Thursday, November 12, 2009

Day 161: November 9, 2009 (the love den waits for no one, and getting reality checked by a former employee)

Position: Driver
Number of Deliveries: 7
Sales: $200.63
Tips: $38
Hours: 2.82
Total Wage: $21.48 per hour

One of the first deliveries of the night, I find myself standing on the porch of an upstairs apartment and holding a box with a pineapples, pepperoni, mushrooms, extra sauce, extra thin, well done pizza inside. No one answers the doorbell or my knocking, so I call. "Oh, are you here already?" a woman says. "I'll be right there." I wait for the door to open, but, instead, a minute later, a woman comes walking up the stairs behind me wrapped in a towel and dripping wet. "You got here so early. They said it would be about an hour, so I decided to go for a quick hot tub." To her defense, we aren't busy tonight, so I got here fast, and while I've seen people do all kinds of strange things between ordering food and my arrival, I think this is the first time someone's gone hot tubbing on me. "Good thing I had my phone.
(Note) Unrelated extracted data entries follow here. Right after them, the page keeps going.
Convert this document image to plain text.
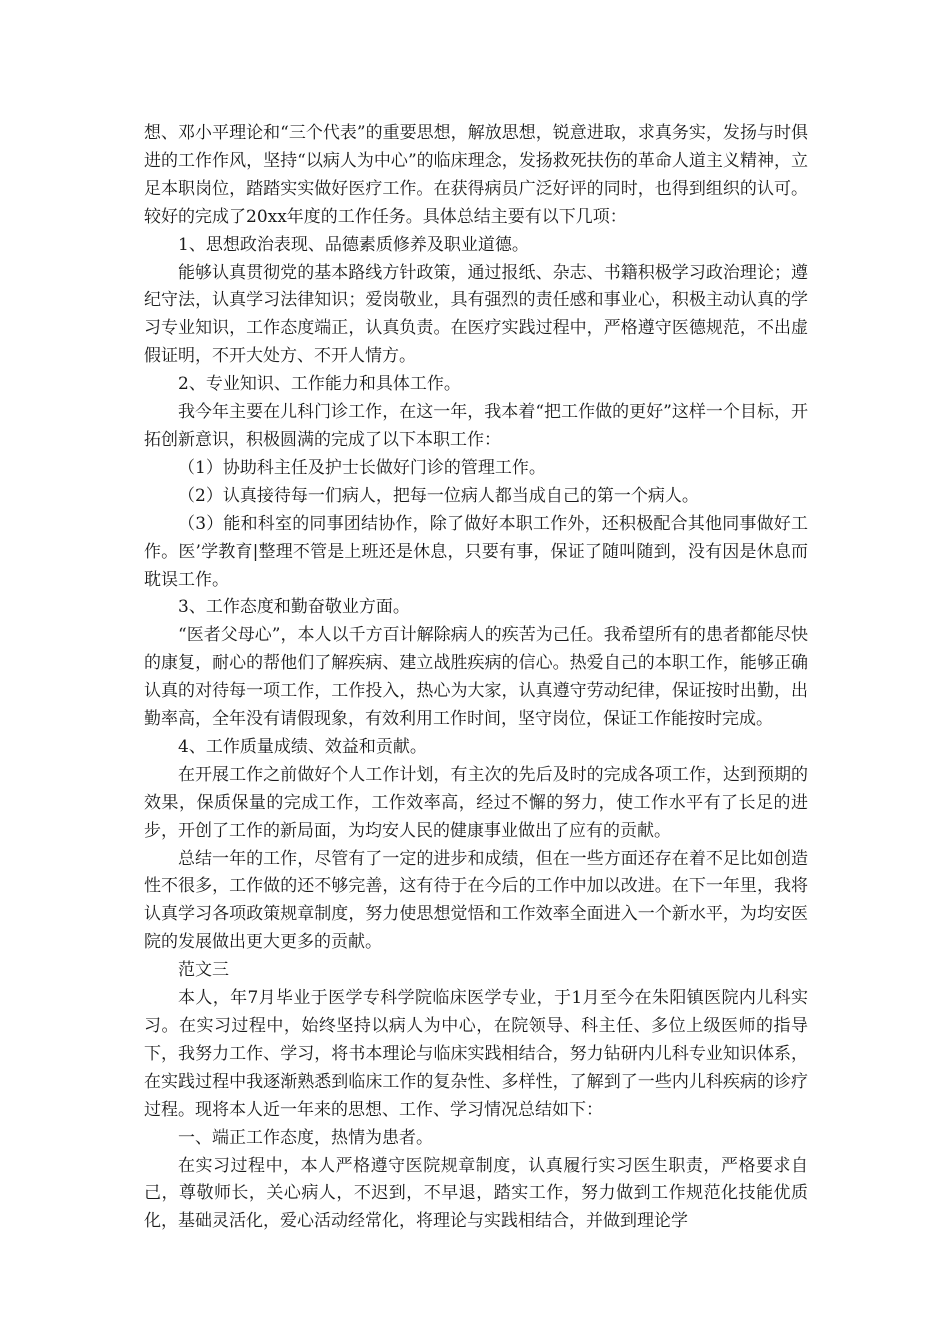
想、邓小平理论和“三个代表”的重要思想，解放思想，锐意进取，求真务实，发扬与时俱进的工作作风，坚持“以病人为中心”的临床理念，发扬救死扶伤的革命人道主义精神，立足本职岗位，踏踏实实做好医疗工作。在获得病员广泛好评的同时，也得到组织的认可。较好的完成了20xx年度的工作任务。具体总结主要有以下几项：

1、思想政治表现、品德素质修养及职业道德。

能够认真贯彻党的基本路线方针政策，通过报纸、杂志、书籍积极学习政治理论；遵纪守法，认真学习法律知识；爱岗敬业，具有强烈的责任感和事业心，积极主动认真的学习专业知识，工作态度端正，认真负责。在医疗实践过程中，严格遵守医德规范，不出虚假证明，不开大处方、不开人情方。

2、专业知识、工作能力和具体工作。

我今年主要在儿科门诊工作，在这一年，我本着“把工作做的更好”这样一个目标，开拓创新意识，积极圆满的完成了以下本职工作：

（1）协助科主任及护士长做好门诊的管理工作。

（2）认真接待每一们病人，把每一位病人都当成自己的第一个病人。

（3）能和科室的同事团结协作，除了做好本职工作外，还积极配合其他同事做好工作。医’学教育|整理不管是上班还是休息，只要有事，保证了随叫随到，没有因是休息而耽误工作。

3、工作态度和勤奋敬业方面。

“医者父母心”，本人以千方百计解除病人的疾苦为己任。我希望所有的患者都能尽快的康复，耐心的帮他们了解疾病、建立战胜疾病的信心。热爱自己的本职工作，能够正确认真的对待每一项工作，工作投入，热心为大家，认真遵守劳动纪律，保证按时出勤，出勤率高，全年没有请假现象，有效利用工作时间，坚守岗位，保证工作能按时完成。

4、工作质量成绩、效益和贡献。

在开展工作之前做好个人工作计划，有主次的先后及时的完成各项工作，达到预期的效果，保质保量的完成工作，工作效率高，经过不懈的努力，使工作水平有了长足的进步，开创了工作的新局面，为均安人民的健康事业做出了应有的贡献。

总结一年的工作，尽管有了一定的进步和成绩，但在一些方面还存在着不足比如创造性不很多，工作做的还不够完善，这有待于在今后的工作中加以改进。在下一年里，我将认真学习各项政策规章制度，努力使思想觉悟和工作效率全面进入一个新水平，为均安医院的发展做出更大更多的贡献。

范文三

本人，年7月毕业于医学专科学院临床医学专业，于1月至今在朱阳镇医院内儿科实习。在实习过程中，始终坚持以病人为中心，在院领导、科主任、多位上级医师的指导下，我努力工作、学习，将书本理论与临床实践相结合，努力钻研内儿科专业知识体系，在实践过程中我逐渐熟悉到临床工作的复杂性、多样性，了解到了一些内儿科疾病的诊疗过程。现将本人近一年来的思想、工作、学习情况总结如下：

一、端正工作态度，热情为患者。

在实习过程中，本人严格遵守医院规章制度，认真履行实习医生职责，严格要求自己，尊敬师长，关心病人，不迟到，不早退，踏实工作，努力做到工作规范化技能优质化，基础灵活化，爱心活动经常化，将理论与实践相结合，并做到理论学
Just give me a minute," the woman says as she opens her apartment door. Nothing, except maybe the white tiger rug I'm standing on outside, could have prepared me for what's inside.

It can only be classified as a late 1970's love den, something out of a Rod Stewart video. A black baby grand piano dominates the thickly carpeted room. Red roses, sans vase, sit atop the piano next to a television set (when you have a piano in an apartment, I guess it's the only place you can put a television). Shaggy rugs cover the carpeted floor, and pillows of various deep colors, mostly purple, lounge on the throw-covered couch. A guitar sits idle against the wall. All the material and items make the room look smaller than it is, and when I try to recall the place later, I will think the far wall was mirrored, but it wasn't. The room doesn't smell like sex, but it feels like sex. Warm. Cozy. Cave-like. Nest.

The woman keeps apologizing and telling me it will be one more second. While I wait, a man emerges, dripping wet, from the darkness at the bottom of the stairs. And he looks and sounds exactly like you'd expect him to look and sound: thick, hairy chest; bald head; low, raspy voice. If there is a Corvette parked outside, I would bet my life savings it's his. He passes me, saying hello in his throaty voice, and reenters the love den. The woman finally reappears, signs the credit card slip, and closes the door. 

I can only assume they'll plop down on the rugs with the pizza box, lying face to face, allowing their towels to slide off their still wet bodies. He'll hold a pizza slice and pass it back and forth from his mouth to hers, the hot cheese stringing between their mouths as the extra sauce drips down their chins, before they begin making more sweet, sweet love. Later, they will serenade each other, him on guitar, her on the piano and . . . I drive back to the pizzeria and fold boxes while waiting around for more orders.

On my next delivery run, I end up at a house in Santa Luz. When the guy opens the door, I have that weird moment of recognition (I know this guy, but from where?), and it only lasts a second. I call him by name, and he squints in the low light to see my face. "Oh, hey Eric." He looks confused, like he didn't expect to know the delivery driver, even though he worked at the pizzeria until a handful of months ago. This is one of those moments––like a thirtieth or fortieth birthday but on a smaller scale––that you measure your life by: guy used to do what you do, but now he's moved on and you're still doing the same thing. Encounters like this are rare in Rancho, because I don't know many people out here, but they used to happen all the time in Encinitas, usually accompanied by the line, You're still at the pizzeria?

"How's your new job?" I ask.

He shrugs as he's signing the credit card slip, and says, "Ah, it's alright." His lack of enthusiasm about the new job makes me feel vindicated, as if I needed vindication. I think that no matter what work I'm doing, I'll always want to be doing something else, something more important and worthy of this life. I thank him for his generous tip and tell him it was good to see him, before driving off into the dark, dark night.

1 comment:

  1. : ) made me laugh and then made me think...
    why are we always trying to justify what we do in life?
    seeking "approval" from strangers? aren't WE the best ones to judge what is good (even best) for us at any given moment in our lives...??